The official didn’t clarify what he meant but alluded to a recent report by a global union that alleged mistreatment in Amazon facilities. The report by the UNI Global Union organization in Switzerland last year detailed problems facing Amazon workers around the world, like being underpaid and having to urinate inside bottles to meet productivity targets.
Indian employees who spoke with NPR said they weren't aware of that report. But some did say they were inspired by workers in Staten Island, N.Y., who made history in 2022 as the first, and so far only, unionized Amazon warehouse.
The Indian workers are supported by lawyer Dharmendra Kumar, a labor rights activist. He helped found the Amazon India Workers Association. Kumar says even though Amazon isn't the biggest e-commerce platform in India, it's the global standard bearer. “Amazon is the leader here,” he says. “If the leader changes, others will follow.”
Kumar says the stakes are high: The country’s e-commerce market will only get bigger, and he wants workers to be treated better from the beginning.

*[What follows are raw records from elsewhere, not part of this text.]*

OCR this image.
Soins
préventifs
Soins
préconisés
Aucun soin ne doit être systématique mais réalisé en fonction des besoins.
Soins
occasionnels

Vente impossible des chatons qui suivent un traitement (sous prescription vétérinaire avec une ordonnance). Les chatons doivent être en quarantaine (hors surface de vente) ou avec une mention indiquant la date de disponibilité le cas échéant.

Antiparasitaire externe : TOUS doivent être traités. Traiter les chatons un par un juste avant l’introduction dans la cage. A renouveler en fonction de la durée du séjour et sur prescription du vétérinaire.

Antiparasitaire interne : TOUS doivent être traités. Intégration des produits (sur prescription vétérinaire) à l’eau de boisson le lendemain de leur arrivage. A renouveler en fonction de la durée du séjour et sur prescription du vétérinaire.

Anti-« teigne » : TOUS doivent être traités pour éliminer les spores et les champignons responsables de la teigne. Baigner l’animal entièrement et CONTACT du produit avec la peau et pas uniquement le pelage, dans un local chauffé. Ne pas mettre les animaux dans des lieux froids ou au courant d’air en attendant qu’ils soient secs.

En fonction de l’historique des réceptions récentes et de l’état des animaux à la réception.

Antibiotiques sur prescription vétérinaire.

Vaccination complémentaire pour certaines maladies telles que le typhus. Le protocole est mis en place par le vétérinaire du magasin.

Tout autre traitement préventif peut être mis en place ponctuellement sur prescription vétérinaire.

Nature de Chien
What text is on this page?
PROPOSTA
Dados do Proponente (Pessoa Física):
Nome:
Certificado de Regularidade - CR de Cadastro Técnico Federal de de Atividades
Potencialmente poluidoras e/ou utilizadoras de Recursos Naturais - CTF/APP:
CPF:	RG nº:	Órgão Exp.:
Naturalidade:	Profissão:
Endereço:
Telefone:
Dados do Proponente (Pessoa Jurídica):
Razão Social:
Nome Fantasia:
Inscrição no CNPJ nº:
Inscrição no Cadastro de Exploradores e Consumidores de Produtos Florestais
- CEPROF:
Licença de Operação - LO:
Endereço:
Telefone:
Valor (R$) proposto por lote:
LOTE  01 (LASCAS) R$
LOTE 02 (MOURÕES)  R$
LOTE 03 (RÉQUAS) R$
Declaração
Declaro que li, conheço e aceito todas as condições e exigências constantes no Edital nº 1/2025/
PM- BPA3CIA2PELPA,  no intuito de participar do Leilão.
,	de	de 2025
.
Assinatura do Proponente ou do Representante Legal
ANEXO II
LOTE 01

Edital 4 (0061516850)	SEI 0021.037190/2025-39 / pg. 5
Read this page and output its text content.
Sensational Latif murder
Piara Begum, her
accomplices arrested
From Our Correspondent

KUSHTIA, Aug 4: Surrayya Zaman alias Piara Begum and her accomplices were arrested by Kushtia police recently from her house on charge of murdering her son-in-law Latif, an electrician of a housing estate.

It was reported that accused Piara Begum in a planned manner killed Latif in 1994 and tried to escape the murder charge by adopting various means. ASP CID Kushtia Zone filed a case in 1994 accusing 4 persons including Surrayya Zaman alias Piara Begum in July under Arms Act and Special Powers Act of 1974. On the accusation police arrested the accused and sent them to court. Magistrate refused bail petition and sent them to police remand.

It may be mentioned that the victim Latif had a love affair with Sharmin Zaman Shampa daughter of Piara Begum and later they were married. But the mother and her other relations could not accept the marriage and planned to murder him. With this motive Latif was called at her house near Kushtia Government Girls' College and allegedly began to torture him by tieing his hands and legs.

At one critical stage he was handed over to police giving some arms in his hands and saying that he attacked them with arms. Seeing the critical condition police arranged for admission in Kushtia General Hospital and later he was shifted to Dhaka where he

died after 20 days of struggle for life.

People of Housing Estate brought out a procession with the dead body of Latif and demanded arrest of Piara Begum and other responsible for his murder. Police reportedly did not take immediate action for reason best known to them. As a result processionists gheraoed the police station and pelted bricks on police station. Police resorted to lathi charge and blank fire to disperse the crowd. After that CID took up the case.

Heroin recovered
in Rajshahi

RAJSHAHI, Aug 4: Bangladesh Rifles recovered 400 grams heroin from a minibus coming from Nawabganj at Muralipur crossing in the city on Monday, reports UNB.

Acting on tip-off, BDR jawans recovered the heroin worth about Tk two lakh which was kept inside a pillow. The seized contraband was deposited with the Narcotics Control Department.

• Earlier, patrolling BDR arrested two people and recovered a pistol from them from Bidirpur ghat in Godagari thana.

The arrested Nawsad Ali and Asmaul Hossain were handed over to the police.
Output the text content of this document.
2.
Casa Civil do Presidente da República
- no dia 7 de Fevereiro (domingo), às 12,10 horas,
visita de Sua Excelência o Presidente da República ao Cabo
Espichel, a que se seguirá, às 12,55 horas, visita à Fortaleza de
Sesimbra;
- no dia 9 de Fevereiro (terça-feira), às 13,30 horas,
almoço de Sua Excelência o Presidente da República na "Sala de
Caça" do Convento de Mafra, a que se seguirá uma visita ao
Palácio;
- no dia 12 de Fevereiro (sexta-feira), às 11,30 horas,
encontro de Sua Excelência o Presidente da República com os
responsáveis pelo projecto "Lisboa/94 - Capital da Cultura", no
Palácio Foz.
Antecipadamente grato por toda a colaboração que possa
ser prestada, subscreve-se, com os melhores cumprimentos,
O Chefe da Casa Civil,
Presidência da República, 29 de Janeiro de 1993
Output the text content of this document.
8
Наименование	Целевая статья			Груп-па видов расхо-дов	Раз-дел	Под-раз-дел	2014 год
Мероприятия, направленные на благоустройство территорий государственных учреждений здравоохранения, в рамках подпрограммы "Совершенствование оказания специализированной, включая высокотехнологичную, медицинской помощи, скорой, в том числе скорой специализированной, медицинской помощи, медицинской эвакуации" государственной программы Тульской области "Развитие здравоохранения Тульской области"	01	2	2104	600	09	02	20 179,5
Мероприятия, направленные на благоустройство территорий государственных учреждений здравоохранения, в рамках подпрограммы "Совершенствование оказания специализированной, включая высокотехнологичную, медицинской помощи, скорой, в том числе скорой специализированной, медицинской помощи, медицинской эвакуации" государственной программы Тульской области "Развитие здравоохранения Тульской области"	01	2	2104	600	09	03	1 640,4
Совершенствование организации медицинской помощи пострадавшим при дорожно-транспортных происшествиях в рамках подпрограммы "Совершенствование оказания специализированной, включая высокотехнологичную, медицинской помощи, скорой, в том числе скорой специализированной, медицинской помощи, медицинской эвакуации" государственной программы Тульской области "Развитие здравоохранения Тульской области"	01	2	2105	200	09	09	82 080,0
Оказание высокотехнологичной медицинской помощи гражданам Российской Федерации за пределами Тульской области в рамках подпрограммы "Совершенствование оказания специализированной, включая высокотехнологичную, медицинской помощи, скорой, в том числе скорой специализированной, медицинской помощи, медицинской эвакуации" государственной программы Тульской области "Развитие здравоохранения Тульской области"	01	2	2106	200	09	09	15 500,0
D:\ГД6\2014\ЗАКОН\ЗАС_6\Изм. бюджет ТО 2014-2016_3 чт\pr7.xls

After similar reports in local media in June, India’s National Human Rights Commission asked the Labor Ministry to investigate Amazon worker complaints. Amit Basole, professor of economics at India’s Azim Premji University, says he’s doubtful much will happen, because the government’s priority is to create jobs for the country’s enormous young, underemployed population.
"[Labor rights] protection is important but the first thing is to create enough jobs,” he says.
Back in the roadside cafe, Rajesh Singh says workers at Amazon in India deserve better.
“Do you know what happens when you click to order a mobile phone off Amazon?” he asks. “How many people might fall sick in fulfilling your order? What abuse will they be exposed to? How many workers get blacklisted during that process?”
He says, “You don’t know. You just order.”
Editor’s note: Amazon is among NPR's financial supporters and pays to distribute some NPR content. NPR covers the company independently.